How to model masonry walls in SCIA Engineer and which parameters to check?
Masonry is not an easy material to model in a finite element software. It works well in compression, but it has no resistance in tension.
In SCIA Engineer Project Manager, you can select material “Masonry” in the list of available materials. There is no real Library for masonry, as you cannot perform any code-checks. By default, the masonry material has the following parameters:
You can add new materials and also modify the parameters of the masonry materials based on the mechanical characteristics of the mortar and bricks used.
We would like to mention specifically the Poisson coefficient that can vary from 0.2 to 0.25 for masonry buildings. The Young’s modulus is different for a wall made of solid bricks and a wall of hollow bricks (the modulus value varies here from 2000 to 5000 MPa) - by default, the average value is used in SCIA Engineer.

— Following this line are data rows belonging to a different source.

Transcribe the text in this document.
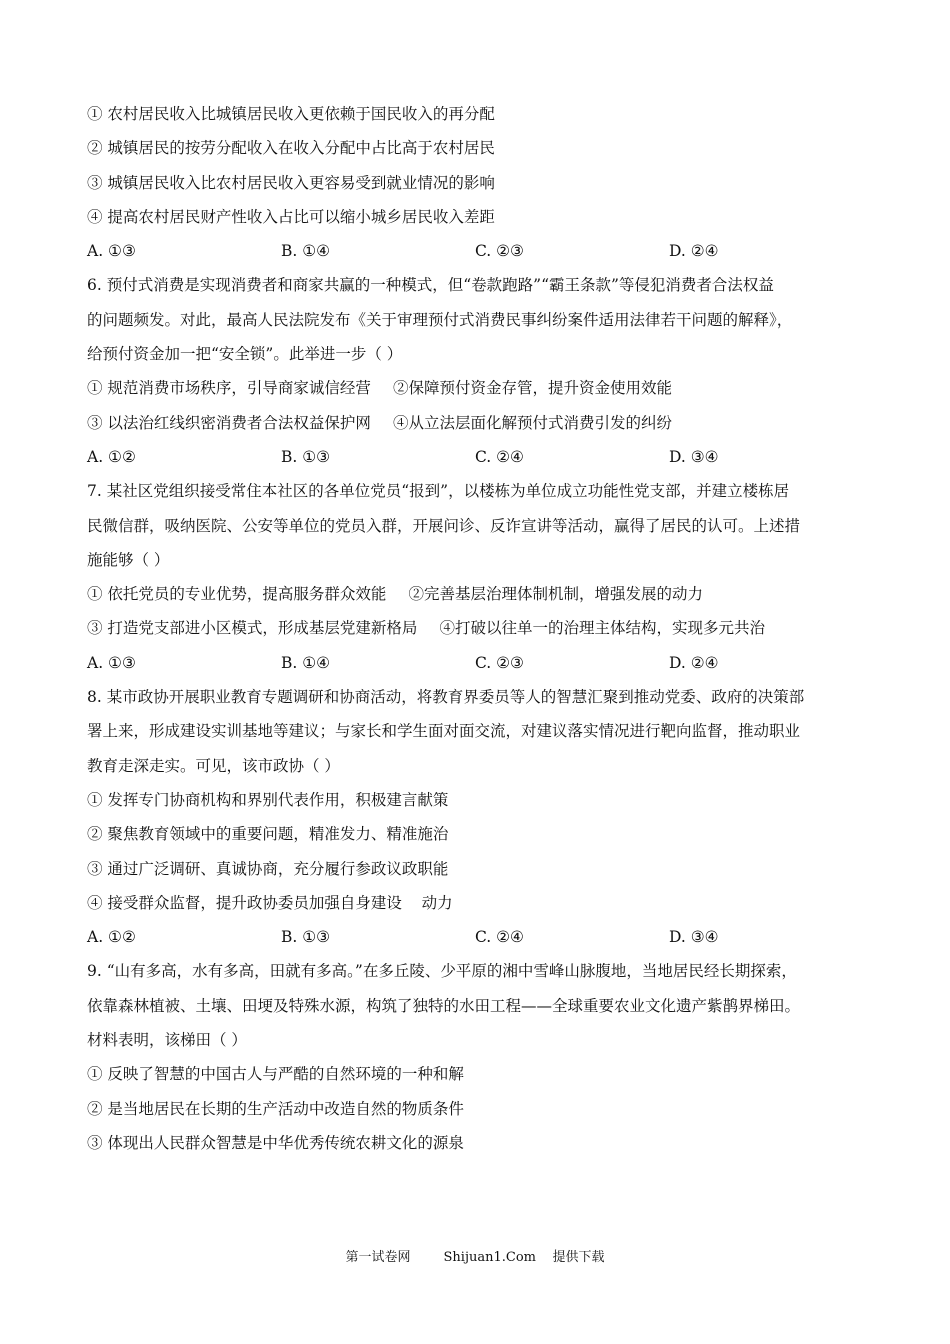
① 农村居民收入比城镇居民收入更依赖于国民收入的再分配
② 城镇居民的按劳分配收入在收入分配中占比高于农村居民
③ 城镇居民收入比农村居民收入更容易受到就业情况的影响
④ 提高农村居民财产性收入占比可以缩小城乡居民收入差距
A. ①③	B. ①④	C. ②③	D. ②④
6. 预付式消费是实现消费者和商家共赢的一种模式，但“卷款跑路”“霸王条款”等侵犯消费者合法权益
的问题频发。对此，最高人民法院发布《关于审理预付式消费民事纠纷案件适用法律若干问题的解释》，
给预付资金加一把“安全锁”。此举进一步（ ）
① 规范消费市场秩序，引导商家诚信经营 ②保障预付资金存管，提升资金使用效能
③ 以法治红线织密消费者合法权益保护网 ④从立法层面化解预付式消费引发的纠纷
A. ①②	B. ①③	C. ②④	D. ③④
7. 某社区党组织接受常住本社区的各单位党员“报到”，以楼栋为单位成立功能性党支部，并建立楼栋居
民微信群，吸纳医院、公安等单位的党员入群，开展问诊、反诈宣讲等活动，赢得了居民的认可。上述措
施能够（ ）
① 依托党员的专业优势，提高服务群众效能 ②完善基层治理体制机制，增强发展的动力
③ 打造党支部进小区模式，形成基层党建新格局 ④打破以往单一的治理主体结构，实现多元共治
A. ①③	B. ①④	C. ②③	D. ②④
8. 某市政协开展职业教育专题调研和协商活动，将教育界委员等人的智慧汇聚到推动党委、政府的决策部
署上来，形成建设实训基地等建议；与家长和学生面对面交流，对建议落实情况进行靶向监督，推动职业
教育走深走实。可见，该市政协（ ）
① 发挥专门协商机构和界别代表作用，积极建言献策
② 聚焦教育领域中的重要问题，精准发力、精准施治
③ 通过广泛调研、真诚协商，充分履行参政议政职能
④ 接受群众监督，提升政协委员加强自身建设    动力
A. ①②	B. ①③	C. ②④	D. ③④
9. “山有多高，水有多高，田就有多高。”在多丘陵、少平原的湘中雪峰山脉腹地，当地居民经长期探索，
依靠森林植被、土壤、田埂及特殊水源，构筑了独特的水田工程——全球重要农业文化遗产紫鹊界梯田。
材料表明，该梯田（ ）
① 反映了智慧的中国古人与严酷的自然环境的一种和解
② 是当地居民在长期的生产活动中改造自然的物质条件
③ 体现出人民群众智慧是中华优秀传统农耕文化的源泉
第一试卷网        Shijuan1.Com    提供下载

MODELLING OF THE BEHAVIOUR OF A MASONRY WALL
In SCIA Engineer, we developed a possibility to consider the specific behaviour of a masonry wall by assigning the “compression only” property to the corresponding 2D elements. This property is nonlinear, which means that nonlinear combinations must be defined.
In order to use the “compression only” functionality in SCIA Engineer, you first need to activate it in the Project Data Manager and then you need to select the corresponding 2D element(s) and assign them the “Press only” option in the “FEM nonlinear model” parameter, as shown in the pictures below.
Let’s use the following sample structure to show the “compression only” functionality. The model comprehends a wall, which has a masonry material assigned, on the top of a concrete frame.
The image below shows the model and the loads considered. We have a model with only vertical loads and a model with both vertical and horizontal loads.
We run a linear calculation and then we assign the “Press only” option in the “FEM nonlinear model” parameter of the wall to activate the “compression only” functionality. Then we run a non-linear analysis to compare the results between the two calculations.
RESULTS AND CONCLUSION
The images below report the result of the linear analysis, on the left, and of the non-linear one on the right, in which the panel has been assigned the “compression only” property.
Only vertical load applied:
For vertical forces the change is not that evident, as the element is working in compression.
Vertical and horizontal loads applied:
It can be clearly seen that the effect of the horizontal forces correctly creates a diagonal strut, typical of masonry structures. As shown in the figure below, the masonry panel subject to horizontal forces reacts with a diagonal compression strut, and once the resistance limit is reached, it breaks. It releases energy and dissipates the effort of the seism. And it keeps the resistance to vertical loads.
The areas of tension in the panel are highlighted in red, as well as the maximal tension. A small tension is still visible also in the second model, but it is smaller, and it is a value that the masonry can probably withstand.
In conclusion, for the calculation of global behaviour of a masonry building, SCIA Engineer can give you a good answer both for vertical and horizontal loads.